Teradata R Package Function Reference | 17.00 - 17.00 - Sampling - Teradata R Package

Teradata® R Package Function Reference

prodname
Teradata R Package
vrm_release
17.00
created_date
September 2020
category
Programming Reference
featnum
B700-4007-090K

Description

The Sample function draws rows randomly from the input tbl_teradata.

Usage

  td_sampling_mle (
      data = NULL,
      data.partition.column = "ANY",
      data.order.column = NULL,
      summary.data = NULL,
      summary.data.order.column = NULL,
      stratum.column = NULL,
      strata = NULL,
      sample.fraction = NULL,
      approx.sample.size = NULL,
      seed = 0,
      data.sequence.column = NULL,
      summary.data.sequence.column = NULL
   )

Arguments

data

Required Argument.
Specifies the tbl_teradata containing the data to be sampled.

data.partition.column

Optional Argument
Specifies Partition By columns for "data".
Values to this argument can be provided as a vector, if multiple columns are used for partition.
Default Value: ANY
Types: character OR vector of Strings (character)

data.order.column

Optional Argument.
Specifies Order By columns for "data".
Values to this argument can be provided as a vector, if multiple columns are used for ordering.
Types: character OR vector of Strings (character)

summary.data

Optional Argument.
Specifies the summary tbl_teradata containing the stratum count information.

summary.data.order.column

Optional Argument.
Specifies Order By columns for "summary.data".
Values to this argument can be provided as a vector, if multiple columns are used for ordering.
Types: character OR vector of Strings (character)

stratum.column

Optional Argument.
Specifies the name of the column that contains the sample conditions. If the function has only one input tbl_teradata, then sampling condition column is in the "data". If the function has two input tbl_teradata, "data" and "summary.data", then the sampling condition column is in the "summary.data".
Types: character

strata

Optional Argument.
Specifies the sample conditions that appear in the condition column specified by "stratum.column". If "strata" specifies a condition that does not appear in condition column, then the function issues an error message.
Types: character OR vector of characters

sample.fraction

Optional Argument.
Specifies one or more fractions to use in sampling the data. (Syntax options that do not use "sample.fraction" require "approx.sample.size".) If you specify only one fraction, then the function uses the specified fraction for all strata defined by the sample conditions. If you specify more than one fractions, then the function uses each fraction for sampling a particular stratum defined by the condition arguments.
Note: For conditional sampling with variable sample sizes, specify one fraction for each condition that you specify with the strata argument.
Types: numeric OR vector of numerics

approx.sample.size

Optional Argument.
Specifies one or more approximate sample sizes to use in sampling the data. (Syntax options that do not use "approx.sample.size" require "sample.fraction".) Each sample size is approximate because the function maps the size to the sample fractions and then generates the sample data. If you specify only one size, then it represents the total sample size for the entire population. If you also specify the strata argument, then the function proportionally generates sample units for each stratum. If you specify more than one size, then each size corresponds to a stratum, and the function uses each size to generate sample units for the corresponding stratum.
Note: For conditional sampling with argument "approx.sample.size", specify one size for each condition that you specify with the "strata" argument.
Types: integer OR vector of integers

seed

Optional Argument.
Specifies the random seed used to initialize the algorithm.
Default Value: 0
Types: numeric

data.sequence.column

Optional Argument.
Specifies the vector of column(s) that uniquely identifies each row of the input argument "data". The argument is used to ensure deterministic results for functions which produce results that vary from run to run.
Types: character OR vector of Strings (character)

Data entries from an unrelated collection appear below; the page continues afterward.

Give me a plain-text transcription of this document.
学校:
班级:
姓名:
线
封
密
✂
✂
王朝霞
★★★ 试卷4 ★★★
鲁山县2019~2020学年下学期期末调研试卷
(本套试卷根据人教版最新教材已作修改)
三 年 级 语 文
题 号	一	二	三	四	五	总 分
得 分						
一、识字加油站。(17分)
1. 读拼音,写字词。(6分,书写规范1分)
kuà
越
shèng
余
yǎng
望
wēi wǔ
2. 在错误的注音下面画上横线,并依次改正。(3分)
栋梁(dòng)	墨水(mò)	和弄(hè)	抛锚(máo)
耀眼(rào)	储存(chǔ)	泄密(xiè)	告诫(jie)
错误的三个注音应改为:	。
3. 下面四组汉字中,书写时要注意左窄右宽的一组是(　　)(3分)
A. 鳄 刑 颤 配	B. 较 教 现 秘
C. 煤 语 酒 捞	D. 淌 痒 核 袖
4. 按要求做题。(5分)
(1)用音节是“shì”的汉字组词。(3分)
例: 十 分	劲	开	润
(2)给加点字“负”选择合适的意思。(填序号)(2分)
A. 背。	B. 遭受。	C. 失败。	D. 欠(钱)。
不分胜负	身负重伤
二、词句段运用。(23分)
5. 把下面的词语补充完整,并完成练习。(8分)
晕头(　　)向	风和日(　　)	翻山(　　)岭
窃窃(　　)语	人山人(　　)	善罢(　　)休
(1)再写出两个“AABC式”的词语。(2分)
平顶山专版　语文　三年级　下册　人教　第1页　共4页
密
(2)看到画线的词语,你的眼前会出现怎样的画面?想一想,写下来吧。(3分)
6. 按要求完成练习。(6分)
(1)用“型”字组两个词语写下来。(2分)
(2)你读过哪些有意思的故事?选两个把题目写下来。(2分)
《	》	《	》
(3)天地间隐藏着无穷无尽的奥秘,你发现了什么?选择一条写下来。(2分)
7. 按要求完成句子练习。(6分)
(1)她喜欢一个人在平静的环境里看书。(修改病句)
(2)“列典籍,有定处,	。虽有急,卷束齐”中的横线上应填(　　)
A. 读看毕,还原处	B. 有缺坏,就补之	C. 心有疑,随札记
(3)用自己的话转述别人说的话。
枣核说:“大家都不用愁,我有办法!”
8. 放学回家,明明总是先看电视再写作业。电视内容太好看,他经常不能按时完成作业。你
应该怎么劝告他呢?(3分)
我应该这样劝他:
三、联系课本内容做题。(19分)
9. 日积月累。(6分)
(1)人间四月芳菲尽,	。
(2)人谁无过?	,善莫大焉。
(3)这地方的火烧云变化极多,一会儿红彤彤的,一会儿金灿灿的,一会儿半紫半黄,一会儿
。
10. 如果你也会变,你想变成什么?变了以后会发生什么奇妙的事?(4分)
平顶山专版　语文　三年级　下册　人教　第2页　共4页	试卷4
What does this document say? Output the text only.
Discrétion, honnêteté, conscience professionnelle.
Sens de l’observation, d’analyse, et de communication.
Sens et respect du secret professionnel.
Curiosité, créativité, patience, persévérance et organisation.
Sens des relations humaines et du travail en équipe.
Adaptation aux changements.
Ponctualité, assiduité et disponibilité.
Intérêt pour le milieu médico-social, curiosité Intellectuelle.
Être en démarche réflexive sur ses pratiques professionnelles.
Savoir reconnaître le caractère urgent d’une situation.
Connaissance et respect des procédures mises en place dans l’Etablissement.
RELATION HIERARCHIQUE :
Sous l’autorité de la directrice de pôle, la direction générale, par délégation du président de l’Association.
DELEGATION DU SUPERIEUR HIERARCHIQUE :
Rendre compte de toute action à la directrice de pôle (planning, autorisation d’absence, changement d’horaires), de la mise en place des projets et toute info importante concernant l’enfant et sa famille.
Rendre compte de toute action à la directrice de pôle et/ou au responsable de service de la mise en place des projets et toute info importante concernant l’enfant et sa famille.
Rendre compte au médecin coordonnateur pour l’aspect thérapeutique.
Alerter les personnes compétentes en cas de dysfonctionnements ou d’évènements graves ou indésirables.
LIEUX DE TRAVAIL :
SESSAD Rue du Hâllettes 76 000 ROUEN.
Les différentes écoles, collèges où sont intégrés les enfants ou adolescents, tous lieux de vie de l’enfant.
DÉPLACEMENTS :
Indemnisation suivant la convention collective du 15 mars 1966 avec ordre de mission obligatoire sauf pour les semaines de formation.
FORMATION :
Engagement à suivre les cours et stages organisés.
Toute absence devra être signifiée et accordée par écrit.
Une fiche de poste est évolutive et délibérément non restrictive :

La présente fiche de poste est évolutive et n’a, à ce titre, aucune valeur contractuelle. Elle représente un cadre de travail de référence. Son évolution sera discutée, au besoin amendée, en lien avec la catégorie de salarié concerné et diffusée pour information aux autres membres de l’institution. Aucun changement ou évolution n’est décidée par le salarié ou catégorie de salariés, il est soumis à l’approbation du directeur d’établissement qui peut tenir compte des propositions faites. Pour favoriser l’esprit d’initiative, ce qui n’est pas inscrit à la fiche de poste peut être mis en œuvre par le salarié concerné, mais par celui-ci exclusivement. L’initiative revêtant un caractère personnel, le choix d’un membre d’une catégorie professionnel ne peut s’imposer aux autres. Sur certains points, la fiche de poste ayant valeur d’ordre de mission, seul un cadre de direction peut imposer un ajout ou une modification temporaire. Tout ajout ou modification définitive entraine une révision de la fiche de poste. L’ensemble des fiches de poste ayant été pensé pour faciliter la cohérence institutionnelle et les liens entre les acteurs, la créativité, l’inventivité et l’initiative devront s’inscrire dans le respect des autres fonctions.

summary.data.sequence.column

Optional Argument.
Specifies the vector of column(s) that uniquely identifies each row of the input argument "summary.data". The argument is used to ensure deterministic results for functions which produce results that vary from run to run.
Types: character OR vector of Strings (character)

Value

Function returns an object of class "td_sampling_mle" which is a named list containing object of class "tbl_teradata".
Named list member can be referenced directly with the "$" operator using the name: result.

Examples

    # Get the current context/connection
    con <- td_get_context()$connection
    
    # Load example data.
    loadExampleData("sampling_example", "students", "score_category")

    # Create object(s) of class "tbl_teradata".
    students <- tbl(con, "students")
    score_category <- tbl(con, "score_category")

    # Example 1: This example selects a sample of approximately 20%
    # of the rows in the students tbl_teradata.
    td_sampling_out1 <- td_sampling_mle(data = students,
                                        sample.fraction = 0.2,
                                        seed = 2
                                        )

    # Example 2: This example applies sampling rates 20%, 30%, and 40%
    # to categories fair, very good, and excellent, respectively, and rounds
    # the number sampled to the nearest integer.
    td_sampling_out2 <- td_sampling_mle(data = score_category,
                                        data.partition.column = "stratum",
                                        stratum.column = "stratum",
                                        strata = c("fair", "very good", "excellent"),
                                        sample.fraction = c(0.2, 0.3, 0.4),
                                        seed = 2
                                        )

    # Example 3: This examples demonstrates conditional sampling with Approximate
    # Sample Size.
    # score_summary groups the score_category tbl_teradata based on the stratum
    # column and also has their corresponding count.
    score_summary <- score_category %>% select(stratum) %>% count(stratum) %>%
                      mutate(stratum_count = as.integer(n)) %>% select(-n)

    td_sampling_out3 <- td_sampling_mle(data=score_category,
                                        summary.data=score_summary,
                                        stratum.column='stratum',
                                        strata=c('excellent','fair','very good'),
                                        approx.sample.size=c(5,10,5),
                                        seed=2
                                        )